Factors which Affect Throughput
The Kafka Connect Neo4j Connector is the recommended method to integrate Kafka with Neo4j, as Neo4j Streams is no longer under active development and will not be supported after version 4.4 of Neo4j. The most recent version of the Kafka Connect Neo4j Connector can be found here. |
This is primarily around sinking records from Kafka → Neo4j, but many of the same principles apply to production of records to Kafka.
Neo4j Settings
In general, Neo4j-Streams is writing to Neo4j with a strategy of:
UNWIND events AS event
(your cypher here)
And so a critical factor is how many items are in the "events" array, per-transaction.
-
Heap sizing affects how big transactions coming from Kafka can be without starving other queries that are running
-
Page cache sizing affects how much data is hot and has a major impact on the cypher queries that neo4j-streams runs.
Kafka Consumer Settings
A major factor is how much data you pull from Kafka at a time, and how that turns into a batch of records. How this works is that Neo4j-Streams uses the official Java client for Kafka to talk to the message queue, and runs a poll() operation in Kafka. Settings that start with kafka.* in the config apply to this client, and control how it polls, how much memory it uses, how big the batches are, and so forth. Misconfiguration of this can cause major performance problems, for example if you get 1 record per polling operation, then you will write to Neo4j in batches of 1, maximizing the overall time you spend in transactional overhead.

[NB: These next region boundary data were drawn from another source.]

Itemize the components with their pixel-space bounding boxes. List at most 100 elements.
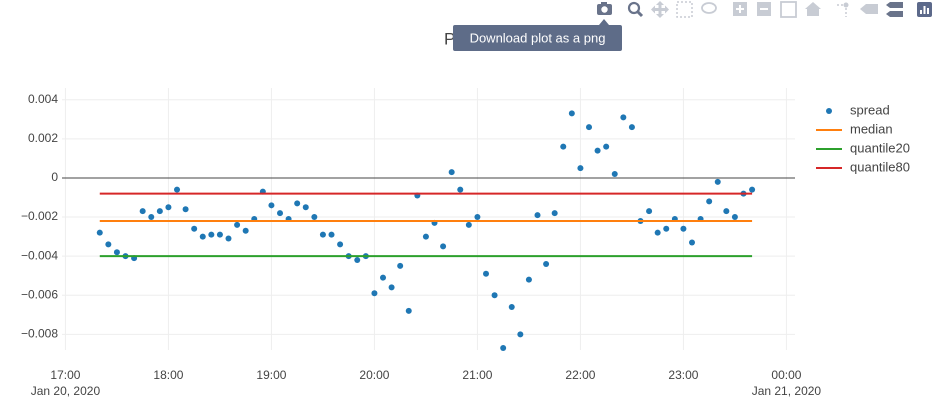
- point: [723, 208, 730, 215]
- autoscale-button[interactable]: [780, 1, 797, 18]
- point: [551, 210, 558, 217]
- reset-button[interactable]: [805, 2, 821, 16]
- point: [165, 204, 172, 211]
- point: [113, 249, 120, 256]
- zoom-out-button[interactable]: [757, 2, 771, 16]
- point: [225, 235, 232, 242]
- point: [611, 171, 618, 178]
- point: [594, 147, 601, 154]
- y-tick-label: −0.002: [21, 209, 58, 223]
- point: [714, 178, 721, 185]
- x-tick-label: 23:00: [668, 368, 698, 382]
- tooltip: Download plot as a png: [453, 19, 622, 51]
- point: [268, 202, 275, 209]
- point: [646, 208, 653, 215]
- point: [663, 225, 670, 232]
- point: [577, 165, 584, 172]
- pan-button[interactable]: [651, 1, 669, 18]
- y-tick-label: −0.006: [21, 287, 58, 301]
- point: [491, 292, 498, 299]
- point: [500, 345, 507, 352]
- point: [628, 124, 635, 131]
- y-tick-label: −0.004: [21, 248, 58, 262]
- point: [689, 239, 696, 246]
- legend-marker: [826, 108, 832, 114]
- point: [311, 214, 318, 221]
- x-tick-label: 00:00: [771, 368, 801, 382]
- legend-label: median: [850, 121, 893, 136]
- lasso-button[interactable]: [701, 2, 717, 14]
- point: [543, 260, 550, 267]
- point: [216, 231, 223, 238]
- point: [139, 208, 146, 215]
- point: [234, 221, 241, 228]
- point: [371, 290, 378, 297]
- point: [174, 186, 181, 193]
- point: [148, 214, 155, 221]
- point: [706, 198, 713, 205]
- point: [517, 331, 524, 338]
- point: [199, 233, 206, 240]
- x-tick-label: 18:00: [153, 368, 183, 382]
- point: [568, 110, 575, 117]
- point: [731, 214, 738, 221]
- box-select-button[interactable]: [676, 1, 693, 18]
- point: [294, 200, 301, 207]
- point: [182, 206, 189, 213]
- legend-label: quantile20: [850, 140, 910, 155]
- point: [534, 212, 541, 219]
- point: [277, 210, 284, 217]
- point: [105, 241, 112, 248]
- camera-button[interactable]: [597, 2, 612, 15]
- point: [525, 276, 532, 283]
- point: [380, 274, 387, 281]
- x-tick-date: Jan 20, 2020: [31, 384, 101, 398]
- x-tick-label: 22:00: [565, 368, 595, 382]
- spike-button[interactable]: [837, 2, 849, 18]
- point: [397, 262, 404, 269]
- hover-closest-button[interactable]: [860, 4, 878, 14]
- x-tick-label: 21:00: [462, 368, 492, 382]
- legend-label: spread: [850, 102, 890, 117]
- point: [620, 114, 627, 121]
- zoom-button[interactable]: [627, 1, 644, 18]
- chart-title: P: [444, 29, 455, 48]
- point: [448, 169, 455, 176]
- hover-compare-button[interactable]: [886, 2, 903, 17]
- point: [749, 186, 756, 193]
- point: [586, 124, 593, 131]
- point: [388, 284, 395, 291]
- y-tick-label: 0.004: [28, 92, 58, 106]
- point: [440, 243, 447, 250]
- point: [457, 186, 464, 193]
- point: [208, 231, 215, 238]
- point: [483, 270, 490, 277]
- point: [191, 225, 198, 232]
- point: [680, 225, 687, 232]
- point: [422, 233, 429, 240]
- point: [319, 231, 326, 238]
- point: [242, 227, 249, 234]
- point: [508, 303, 515, 310]
- modebar: [597, 1, 932, 18]
- point: [405, 307, 412, 314]
- y-tick-label: 0: [51, 170, 58, 184]
- point: [337, 241, 344, 248]
- x-tick-label: 19:00: [256, 368, 286, 382]
- point: [560, 143, 567, 150]
- point: [654, 229, 661, 236]
- point: [474, 214, 481, 221]
- point: [354, 257, 361, 264]
- plotly-logo[interactable]: [917, 2, 932, 17]
- point: [328, 231, 335, 238]
- x-tick-label: 20:00: [359, 368, 389, 382]
- point: [96, 229, 103, 236]
- tooltip-text: Download plot as a png: [470, 30, 606, 45]
- zoom-in-button[interactable]: [733, 2, 747, 16]
- x-tick-label: 17:00: [50, 368, 80, 382]
- y-tick-label: −0.008: [21, 327, 58, 341]
- legend-label: quantile80: [850, 159, 910, 174]
- point: [156, 208, 163, 215]
- point: [302, 204, 309, 211]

More information in this excellent documentation on how Kafka consumers work. In particular, check "The Poll Loop" section, which is what Neo4j-Streams is doing internally.

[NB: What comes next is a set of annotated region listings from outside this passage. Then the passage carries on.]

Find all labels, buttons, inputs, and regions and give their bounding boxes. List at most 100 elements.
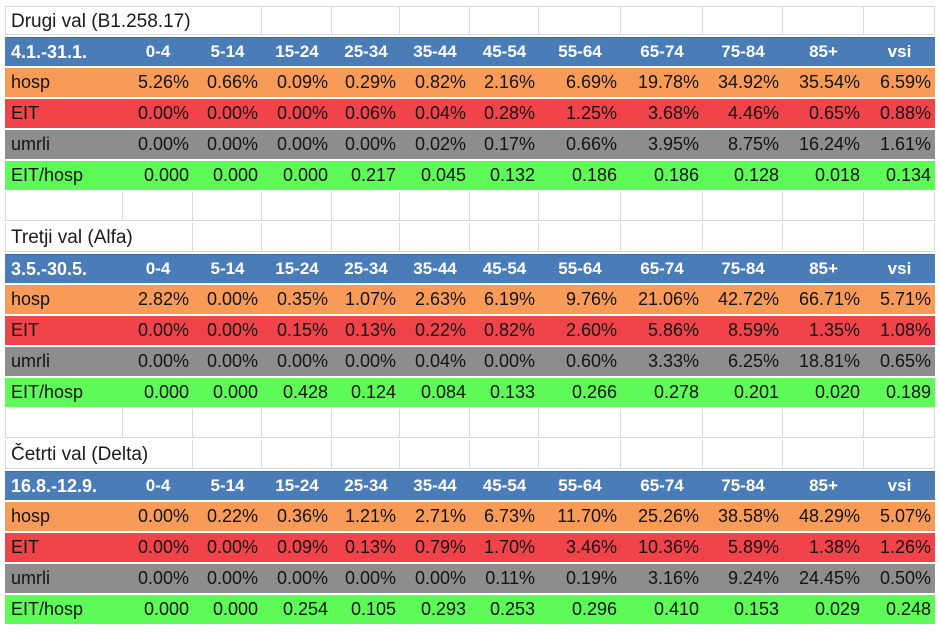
cell-value[interactable]: 0.000 bbox=[212, 599, 258, 619]
col-header[interactable]: vsi bbox=[887, 259, 912, 278]
cell-value[interactable]: 6.25% bbox=[727, 351, 779, 371]
col-header[interactable]: 65-74 bbox=[640, 259, 684, 278]
cell-value[interactable]: 34.92% bbox=[717, 72, 779, 92]
cell-value[interactable]: 0.66% bbox=[206, 72, 258, 92]
cell-value[interactable]: 0.00% bbox=[414, 568, 466, 588]
row-label[interactable]: hosp bbox=[11, 289, 51, 309]
cell-value[interactable]: 0.82% bbox=[483, 320, 535, 340]
col-header[interactable]: 5-14 bbox=[210, 42, 245, 61]
cell-value[interactable]: 0.82% bbox=[414, 72, 466, 92]
cell-value[interactable]: 5.07% bbox=[879, 506, 931, 526]
cell-value[interactable]: 16.24% bbox=[798, 134, 860, 154]
cell-value[interactable]: 0.13% bbox=[344, 537, 396, 557]
empty-cell[interactable] bbox=[400, 409, 470, 437]
cell-value[interactable]: 1.70% bbox=[483, 537, 535, 557]
empty-cell[interactable] bbox=[262, 440, 332, 468]
cell-value[interactable]: 0.22% bbox=[206, 506, 258, 526]
cell-value[interactable]: 0.06% bbox=[344, 103, 396, 123]
empty-cell[interactable] bbox=[703, 409, 783, 437]
col-header[interactable]: 85+ bbox=[809, 42, 838, 61]
row-label[interactable]: hosp bbox=[11, 72, 51, 92]
empty-cell[interactable] bbox=[783, 192, 864, 220]
empty-cell[interactable] bbox=[783, 409, 864, 437]
row-label[interactable]: EIT/hosp bbox=[11, 382, 84, 402]
cell-value[interactable]: 10.36% bbox=[637, 537, 699, 557]
cell-value[interactable]: 0.65% bbox=[879, 351, 931, 371]
cell-value[interactable]: 0.084 bbox=[420, 382, 466, 402]
col-header[interactable]: 5-14 bbox=[210, 259, 245, 278]
cell-value[interactable]: 0.00% bbox=[483, 351, 535, 371]
cell-value[interactable]: 3.68% bbox=[647, 103, 699, 123]
cell-value[interactable]: 0.132 bbox=[489, 165, 535, 185]
cell-value[interactable]: 0.253 bbox=[489, 599, 535, 619]
cell-value[interactable]: 0.029 bbox=[814, 599, 860, 619]
cell-value[interactable]: 0.00% bbox=[137, 568, 189, 588]
cell-value[interactable]: 2.63% bbox=[414, 289, 466, 309]
empty-cell[interactable] bbox=[332, 7, 400, 34]
empty-cell[interactable] bbox=[262, 409, 332, 437]
col-header[interactable]: 15-24 bbox=[275, 476, 319, 495]
empty-cell[interactable] bbox=[621, 409, 703, 437]
cell-value[interactable]: 0.11% bbox=[485, 568, 535, 588]
cell-value[interactable]: 0.278 bbox=[653, 382, 699, 402]
empty-cell[interactable] bbox=[864, 192, 935, 220]
empty-cell[interactable] bbox=[123, 223, 193, 251]
empty-cell[interactable] bbox=[864, 223, 935, 251]
col-header[interactable]: 15-24 bbox=[275, 42, 319, 61]
cell-value[interactable]: 0.00% bbox=[206, 568, 258, 588]
empty-cell[interactable] bbox=[539, 409, 621, 437]
cell-value[interactable]: 0.000 bbox=[212, 382, 258, 402]
empty-cell[interactable] bbox=[193, 192, 262, 220]
cell-value[interactable]: 1.08% bbox=[879, 320, 931, 340]
empty-cell[interactable] bbox=[621, 192, 703, 220]
empty-cell[interactable] bbox=[621, 7, 703, 34]
cell-value[interactable]: 0.00% bbox=[276, 103, 328, 123]
cell-value[interactable]: 0.50% bbox=[879, 568, 931, 588]
col-header[interactable]: 35-44 bbox=[413, 42, 457, 61]
cell-value[interactable]: 1.35% bbox=[808, 320, 860, 340]
row-label[interactable]: umrli bbox=[11, 568, 50, 588]
cell-value[interactable]: 1.26% bbox=[879, 537, 931, 557]
col-header[interactable]: 75-84 bbox=[721, 259, 765, 278]
cell-value[interactable]: 0.410 bbox=[653, 599, 699, 619]
cell-value[interactable]: 0.79% bbox=[414, 537, 466, 557]
cell-value[interactable]: 6.73% bbox=[483, 506, 535, 526]
empty-cell[interactable] bbox=[5, 7, 123, 34]
col-header[interactable]: vsi bbox=[887, 42, 912, 61]
empty-cell[interactable] bbox=[5, 440, 123, 468]
cell-value[interactable]: 0.09% bbox=[276, 72, 328, 92]
empty-cell[interactable] bbox=[703, 440, 783, 468]
cell-value[interactable]: 3.95% bbox=[647, 134, 699, 154]
cell-value[interactable]: 0.128 bbox=[733, 165, 779, 185]
cell-value[interactable]: 48.29% bbox=[798, 506, 860, 526]
empty-cell[interactable] bbox=[783, 440, 864, 468]
cell-value[interactable]: 35.54% bbox=[798, 72, 860, 92]
empty-cell[interactable] bbox=[5, 409, 123, 437]
empty-cell[interactable] bbox=[783, 7, 864, 34]
col-header[interactable]: 45-54 bbox=[482, 259, 527, 278]
cell-value[interactable]: 0.153 bbox=[733, 599, 779, 619]
cell-value[interactable]: 0.09% bbox=[276, 537, 328, 557]
empty-cell[interactable] bbox=[123, 409, 193, 437]
cell-value[interactable]: 0.00% bbox=[206, 289, 258, 309]
cell-value[interactable]: 6.59% bbox=[879, 72, 931, 92]
empty-cell[interactable] bbox=[864, 7, 935, 34]
cell-value[interactable]: 0.28% bbox=[483, 103, 535, 123]
cell-value[interactable]: 0.02% bbox=[414, 134, 466, 154]
col-header[interactable]: 65-74 bbox=[640, 42, 684, 61]
cell-value[interactable]: 0.186 bbox=[571, 165, 617, 185]
date-range-header[interactable]: 3.5.-30.5. bbox=[11, 259, 88, 279]
cell-value[interactable]: 0.186 bbox=[653, 165, 699, 185]
cell-value[interactable]: 0.000 bbox=[282, 165, 328, 185]
cell-value[interactable]: 0.00% bbox=[137, 351, 189, 371]
cell-value[interactable]: 2.60% bbox=[565, 320, 617, 340]
col-header[interactable]: 85+ bbox=[809, 476, 838, 495]
row-label[interactable]: umrli bbox=[11, 134, 50, 154]
empty-cell[interactable] bbox=[332, 192, 400, 220]
cell-value[interactable]: 6.69% bbox=[565, 72, 617, 92]
empty-cell[interactable] bbox=[470, 192, 539, 220]
cell-value[interactable]: 2.71% bbox=[414, 506, 466, 526]
cell-value[interactable]: 0.00% bbox=[137, 506, 189, 526]
cell-value[interactable]: 3.33% bbox=[647, 351, 699, 371]
empty-cell[interactable] bbox=[470, 440, 539, 468]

Some generalities for Neo4j:
-
Batch size (
neo4j.batch.size
) - the number of messages to include in a single transactional batch. -
Max Poll Records (
kafka.max.poll.records
) - the number of records to use per transaction in Neo4j. There is a tradeoff between memory usage and total transactional overhead.-
Fewer larger batches is faster to import data into Neo4j overall, but requires more memory.
-
The smaller the payload the larger the batch in general (via unwind). A default to start with is 1000 and work your way up. If you are only creating nodes via unwind you can go much higher (20k as a start). Then go for a lower number for the relationship merges (back to 1000-5000). Each batch represents a transaction in memory, and consider that the message size * the batch size is an important factor in determining how much heap you need for your transactions.
-
-
Fetch bytes (
kafka.max.partition.fetch.bytes
) The maximum amount of data per-partition the server will return. Records are fetched in batches by the consumer. If the first record batch in the first non-empty partition of the fetch is larger than this limit, the batch will still be returned to ensure that the consumer can make progress.

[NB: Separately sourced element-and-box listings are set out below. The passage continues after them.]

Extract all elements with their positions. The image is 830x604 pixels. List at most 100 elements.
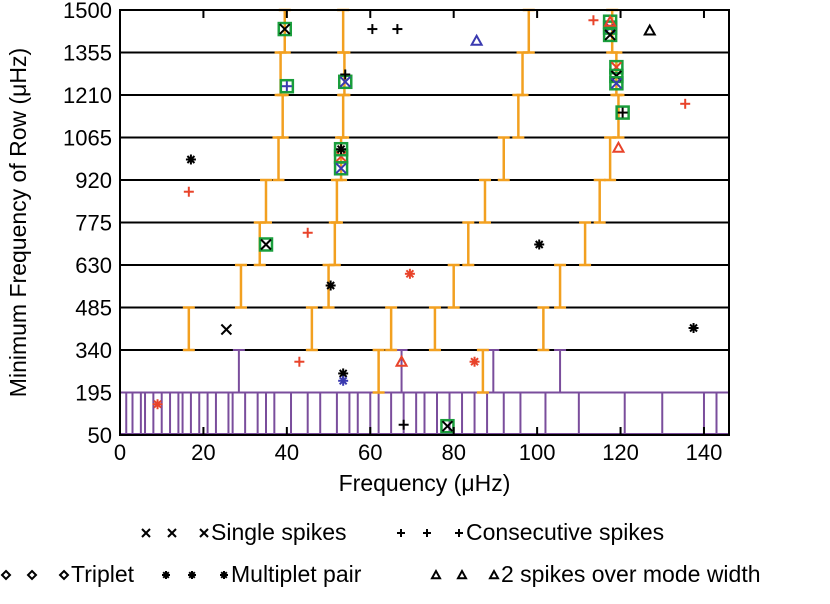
multiplet-pair-point-9-box xyxy=(333,141,349,157)
orange-segment-27 xyxy=(537,306,550,352)
single-spikes-point-9-box xyxy=(609,76,624,91)
legend-entry-3: Multiplet pair xyxy=(162,561,362,587)
orange-segment-28 xyxy=(554,263,567,309)
purple-segment-1 xyxy=(127,391,138,436)
single-spikes-point-3-stroke xyxy=(335,162,347,174)
x-tick-label: 100 xyxy=(519,440,556,465)
2-spikes-over-mode-width-point-1 xyxy=(643,23,657,36)
plot-frame xyxy=(119,9,730,436)
legend-entry-0: Single spikes xyxy=(141,519,347,545)
legend-marker-3-1 xyxy=(188,571,196,579)
single-spikes-point-0-box xyxy=(277,21,293,37)
legend-marker-2-0-shape xyxy=(0,569,12,581)
purple-segment-36 xyxy=(498,391,509,436)
data-points xyxy=(152,14,699,434)
2-spikes-over-mode-width-point-2 xyxy=(611,140,626,153)
purple-tall-segment-2 xyxy=(487,349,500,394)
y-tick-label: 630 xyxy=(75,253,112,278)
consecutive-spikes-point-9 xyxy=(281,81,292,92)
multiplet-pair-point-8-stroke xyxy=(153,400,162,409)
legend-marker-4-2 xyxy=(488,568,500,580)
single-spikes-point-2 xyxy=(335,150,347,163)
purple-segment-16 xyxy=(252,391,263,436)
legend-marker-0-1 xyxy=(167,528,177,538)
legend-entry-1: Consecutive spikes xyxy=(397,519,664,545)
purple-segment-6 xyxy=(165,391,176,436)
legend-marker-3-1-stroke xyxy=(188,571,196,579)
single-spikes-point-9-stroke xyxy=(610,77,623,89)
orange-segment-8 xyxy=(305,306,318,352)
purple-segment-0 xyxy=(121,391,132,436)
x-tick-label: 0 xyxy=(114,440,126,465)
orange-segment-21 xyxy=(462,221,475,267)
single-spikes-point-6-stroke xyxy=(604,29,616,41)
multiplet-pair-point-6-stroke xyxy=(535,240,544,249)
multiplet-pair-point-3-stroke xyxy=(338,376,348,385)
single-spikes-point-1-stroke xyxy=(260,238,272,251)
multiplet-pair-point-5-stroke xyxy=(470,357,479,366)
consecutive-spikes-point-4 xyxy=(392,24,403,35)
orange-segment-29 xyxy=(579,221,592,267)
y-tick-label: 195 xyxy=(75,381,112,406)
purple-segment-20 xyxy=(302,391,313,436)
2-spikes-over-mode-width-point-0 xyxy=(469,33,484,46)
purple-segment-27 xyxy=(386,391,397,436)
multiplet-pair-point-9 xyxy=(336,144,347,155)
single-spikes-point-11-stroke xyxy=(441,420,454,432)
purple-tall-segment-3 xyxy=(554,349,567,394)
purple-segment-5 xyxy=(156,391,167,436)
legend-marker-2-1-shape xyxy=(26,569,38,581)
y-tick-label: 485 xyxy=(75,296,112,321)
orange-segment-20 xyxy=(476,348,489,394)
legend-marker-0-2 xyxy=(199,528,209,538)
ridge-segments xyxy=(120,8,729,436)
consecutive-spikes-point-9-box xyxy=(279,78,295,94)
x-tick-label: 120 xyxy=(602,440,639,465)
orange-segment-15 xyxy=(337,8,350,54)
orange-segment-3 xyxy=(259,178,272,224)
multiplet-pair-point-6 xyxy=(534,239,545,250)
multiplet-pair-point-9-stroke xyxy=(336,145,346,154)
purple-segment-30 xyxy=(419,391,430,436)
purple-segment-9 xyxy=(185,391,196,436)
legend-label: 2 spikes over mode width xyxy=(501,561,761,587)
single-spikes-point-6 xyxy=(604,29,616,41)
consecutive-spikes-point-0 xyxy=(183,186,194,197)
multiplet-pair-point-8 xyxy=(152,399,163,410)
orange-segment-19 xyxy=(447,263,460,309)
single-spikes-point-10 xyxy=(220,323,233,336)
purple-segment-24 xyxy=(352,391,363,436)
purple-segment-22 xyxy=(331,391,342,436)
y-tick-label: 1500 xyxy=(63,0,112,23)
orange-segment-18 xyxy=(428,306,441,352)
legend: Single spikes Consecutive spikes Triplet Mu… xyxy=(0,519,761,587)
2-spikes-over-mode-width-point-4 xyxy=(603,14,617,27)
purple-segment-41 xyxy=(657,391,668,436)
purple-tall-segment-0 xyxy=(232,349,245,394)
purple-segment-23 xyxy=(344,391,355,436)
legend-label: Triplet xyxy=(71,561,135,587)
orange-segment-10 xyxy=(328,221,341,267)
multiplet-pair-point-4 xyxy=(404,268,415,279)
consecutive-spikes-point-2 xyxy=(294,356,305,367)
legend-marker-1-2 xyxy=(455,529,463,537)
purple-segment-38 xyxy=(540,391,551,436)
consecutive-spikes-point-3 xyxy=(367,24,378,35)
purple-segment-43 xyxy=(711,391,722,436)
orange-segment-23 xyxy=(497,136,510,182)
multiplet-pair-point-1-stroke xyxy=(326,281,335,290)
consecutive-spikes-point-1 xyxy=(302,227,313,238)
multiplet-pair-point-7 xyxy=(688,323,699,334)
purple-segment-37 xyxy=(515,391,526,436)
purple-segment-33 xyxy=(457,391,468,436)
single-spikes-point-1 xyxy=(260,238,272,251)
purple-segment-26 xyxy=(373,391,384,436)
legend-marker-3-0 xyxy=(162,571,170,579)
purple-segment-21 xyxy=(315,391,326,436)
grid-lines xyxy=(120,9,729,436)
multiplet-pair-point-4-stroke xyxy=(405,269,415,279)
single-spikes-point-0-stroke xyxy=(279,23,291,35)
consecutive-spikes-point-10-box xyxy=(615,105,630,120)
consecutive-spikes-point-5 xyxy=(588,15,599,26)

Every time the kafka client calls the poll() operation, it’s limited by these factors. The first is the maximum number of bytes you can pull, so as to constrain your memory overhead. The second is how many records you might want in a batch. Note that at this layer you have no idea how many bytes/record. The default for the batch size is 1mb. So say you have 200kb records (big json files). If you leave batch size at 1mb default, then you’ll never have more than 5 records/tx. The max poll records constrains the other aspect. Finally, you may wish to read into or adjust kafka.max.poll.interval.ms to constrain the amount of time spent polling in advanced scenarios. See this documentation for more information on that setting.
A logical setting might be to set max poll records = your desired transactional batch size, set neo4j.batch.size to the same number. In general you can leave kafka.max.partition.fetch.bytes the same, but if you need to adjust it for memory reasons, it should be equal to max poll records * number of bytes/record on average, + 10% or so.
(Use these with neo4j-streams by prepending with "kafka." in the config)
Kafka Partitioning Strategy
A big factor can be how the Kafka topic is set up. See how to choose the number of topics/partitions in a Kafka Cluster.
Here are some key observations:
-
More partitions in a Kafka topic means better overall throughput
-
A single partition is absolutely necessary if end-to-end message ordering is critical (for example in CDC setups)
-
More partitions requires more memory & concurrency